Lac-Mégantic blast railroad could be sold by year's end
Trustee Robert Keach said he has already been approached by 'several' potential buyers
The bankrupt railroad whose runaway train sparked a fire and explosion that killed 47 people in Quebec could be sold by year's end, the company's trustee said Thursday.
Montreal, Maine & Atlantic Railway has made no secret that its sale will be necessary to repay creditors and victims following the July 6 disaster Lac-Mégantic, Que. And railroad trustee Robert Keach said he's already been approached by "several" potential buyers.
"There is a sale process that has already begun. We're talking to interested parties," said Keach, a Portland, Maine, attorney. He declined to name any of the potential buyers.
The company filed for bankruptcy protection a month after the disaster, and the sale of the Hermon, Maine-based railroad would have to be approved by U.S. Bankruptcy Court. If a buyer purchases all 824 kilometres of rail in Maine and Canada, then the deal would have to be approved by officials in both countries.
Montreal, Maine & Atlantic Railway continues to operate but has laid off most of its workers because rails through Lac-Mégantic remain out of commission, disrupting the flow of goods.
Next week, Keach hopes to file with U.S. Bankruptcy Court a proposal for a loan that'll help the company continue operations through the bankruptcy process.
Keach also plans to file a proposal for funding bankruptcy administration costs that he says would not drain funds that should go to creditors and victims. A judge previously said he was concerned that attorney fees could drain the company of funds before victims of the train crash could be compensated.

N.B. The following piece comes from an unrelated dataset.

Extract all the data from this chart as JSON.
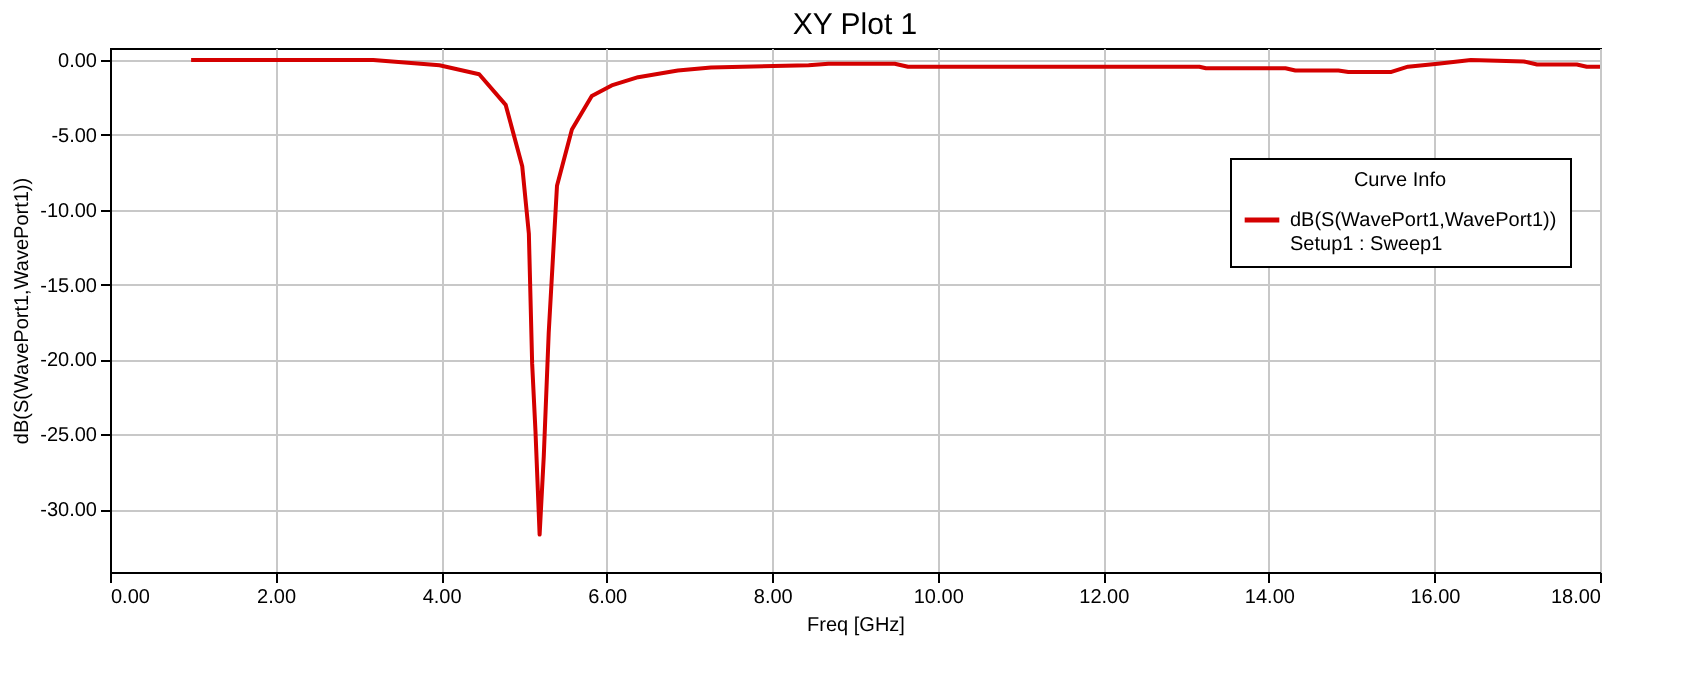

Company chairman Ed Burkhardt discussed the idea of selling the company soon after the unattended train, with 72 tankers of crude oil, began rolling and derailed in downtown Lac-Mégantic, a lakeside town of 6,000. Several tankers exploded, destroying 40 buildings. It took nearly two days to douse the flames.
According to documents filed in bankruptcy court, the railway company is worth $50 million US to $100 million US, but Keach declined to discuss how much the company might sell for.
Any proceeds from the company's sale would be used to repay creditors and victims, supplementing $25 million in insurance payouts available for wrongful death, personal injury, property damage, fire suppression and environmental impact. Critics say the cleanup alone will exceed $25 million.
Keach said he expects to formalize a process for selling the railroad in the coming weeks, and he remains optimistic that a deal can be struck by Jan. 1.
"It's moving as I would expect. Everybody involved in the process thinks it should be and can be completed by year's end," Keach said.
There's a possibility, however, that regulatory approvals in the two countries could take longer than that, pushing the sale into early 2014, he added.